Self-absorption in all its forms kills empathy, let alone compassion. When we focus on ourselves, our world contracts as our problems and preoccupations loom large. But when we focus on others, our world expands.

— Daniel Goleman, Social Intelligence (Random House, 2006)

And that expansion — that movement outward toward genuine contact with another human being — begins, always, from within.

References

Brown, B. (2010). The gifts of imperfection: Let go of who you think you’re supposed to be and embrace who you are. Hazelden Publishing.

Brown, B. (2012). Daring greatly: How the courage to be vulnerable transforms the way we live, love, parent, and lead. Gotham Books.

Covey, S. R. (1989). The 7 habits of highly effective people: Powerful lessons in personal change. Simon & Schuster.

Goleman, D. (1995). Emotional intelligence: Why it can matter more than IQ. Bantam Books.

Goleman, D. (2006). Social intelligence: The new science of human relationships. Random House.

Goleman, D. (1998). Working with emotional intelligence. Bantam Books.

Jordan, P. J., & Troth, A. C. (2002). Emotional intelligence and conflict resolution: Implications for human resource development. Advances in Developing Human Resources, 4(1), 62–79.

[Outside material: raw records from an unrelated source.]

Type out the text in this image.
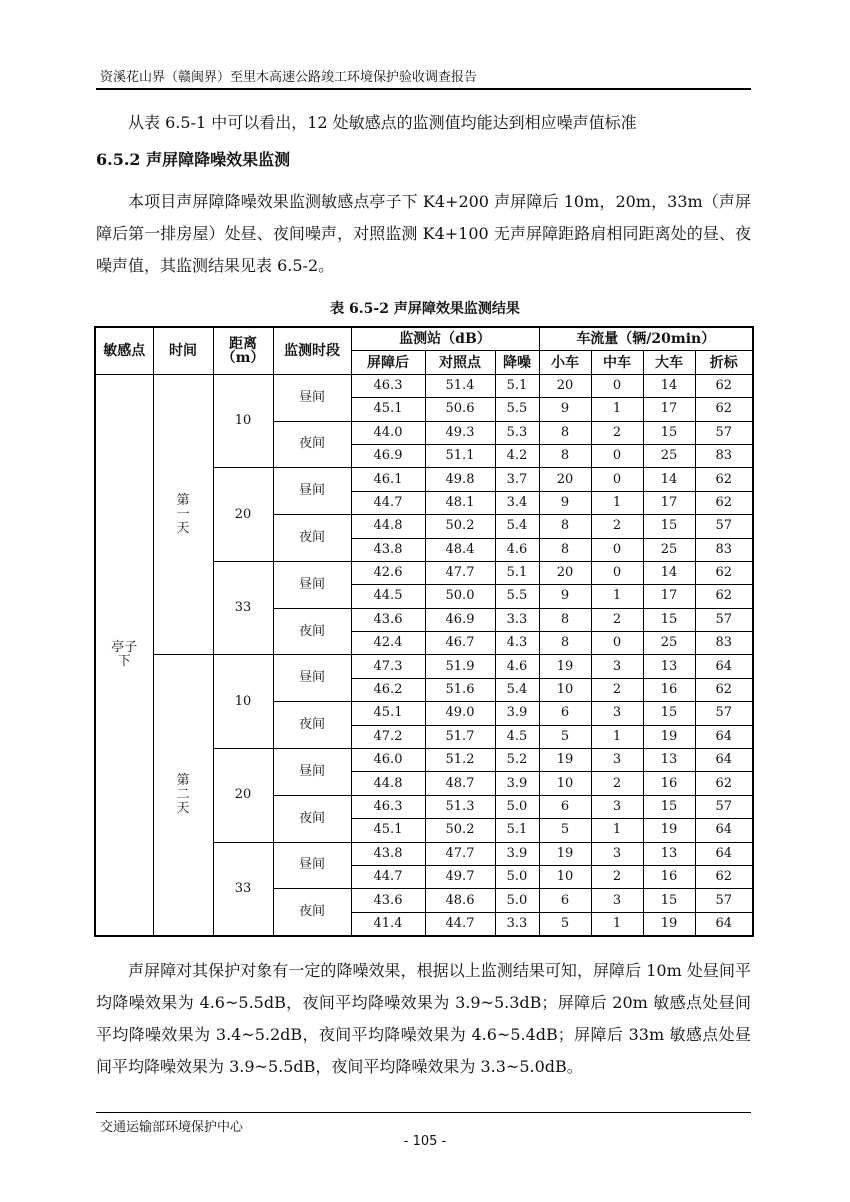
资溪花山界（赣闽界）至里木高速公路竣工环境保护验收调查报告
从表 6.5-1 中可以看出，12 处敏感点的监测值均能达到相应噪声值标准
6.5.2 声屏障降噪效果监测
本项目声屏障降噪效果监测敏感点亭子下 K4+200 声屏障后 10m，20m，33m（声屏障后第一排房屋）处昼、夜间噪声，对照监测 K4+100 无声屏障距路肩相同距离处的昼、夜噪声值，其监测结果见表 6.5-2。
表 6.5-2 声屏障效果监测结果
敏感点	时间	距离（m）	监测时段	监测站（dB）			车流量（辆/20min）			
				屏障后	对照点	降噪	小车	中车	大车	折标
亭子下	第一天	10	昼间	46.3	51.4	5.1	20	0	14	62
				45.1	50.6	5.5	9	1	17	62
			夜间	44.0	49.3	5.3	8	2	15	57
				46.9	51.1	4.2	8	0	25	83
		20	昼间	46.1	49.8	3.7	20	0	14	62
				44.7	48.1	3.4	9	1	17	62
			夜间	44.8	50.2	5.4	8	2	15	57
				43.8	48.4	4.6	8	0	25	83
		33	昼间	42.6	47.7	5.1	20	0	14	62
				44.5	50.0	5.5	9	1	17	62
			夜间	43.6	46.9	3.3	8	2	15	57
				42.4	46.7	4.3	8	0	25	83
	第二天	10	昼间	47.3	51.9	4.6	19	3	13	64
				46.2	51.6	5.4	10	2	16	62
			夜间	45.1	49.0	3.9	6	3	15	57
				47.2	51.7	4.5	5	1	19	64
		20	昼间	46.0	51.2	5.2	19	3	13	64
				44.8	48.7	3.9	10	2	16	62
			夜间	46.3	51.3	5.0	6	3	15	57
				45.1	50.2	5.1	5	1	19	64
		33	昼间	43.8	47.7	3.9	19	3	13	64
				44.7	49.7	5.0	10	2	16	62
			夜间	43.6	48.6	5.0	6	3	15	57
				41.4	44.7	3.3	5	1	19	64
声屏障对其保护对象有一定的降噪效果，根据以上监测结果可知，屏障后 10m 处昼间平均降噪效果为 4.6~5.5dB，夜间平均降噪效果为 3.9~5.3dB；屏障后 20m 敏感点处昼间平均降噪效果为 3.4~5.2dB，夜间平均降噪效果为 4.6~5.4dB；屏障后 33m 敏感点处昼间平均降噪效果为 3.9~5.5dB，夜间平均降噪效果为 3.3~5.0dB。
交通运输部环境保护中心
- 105 -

Odame, C., & Pandey, M. (2025). The relationship between emotional intelligence and conflict management styles. SAGE Open, 15(1).

Rosenberg, M. B. (2003). Nonviolent communication: A language of life (2nd ed.). PuddleDancer Press.

Shah, P. (2022). Relationship between self-awareness and conflict management style: A correlation study. International Journal of Nursing and General Practices, 1(3).

Ury, W. (1991). Getting past no: Negotiating in difficult situations. Bantam Books.

Ury, W. (2015). Getting to yes with yourself (and other worthy opponents). HarperOne.

Ury, W. (2023). Possible: How we survive (and thrive) in an age of conflict. HarperOne.

Viktor Frankl Institute. (n.d.). Alleged quote.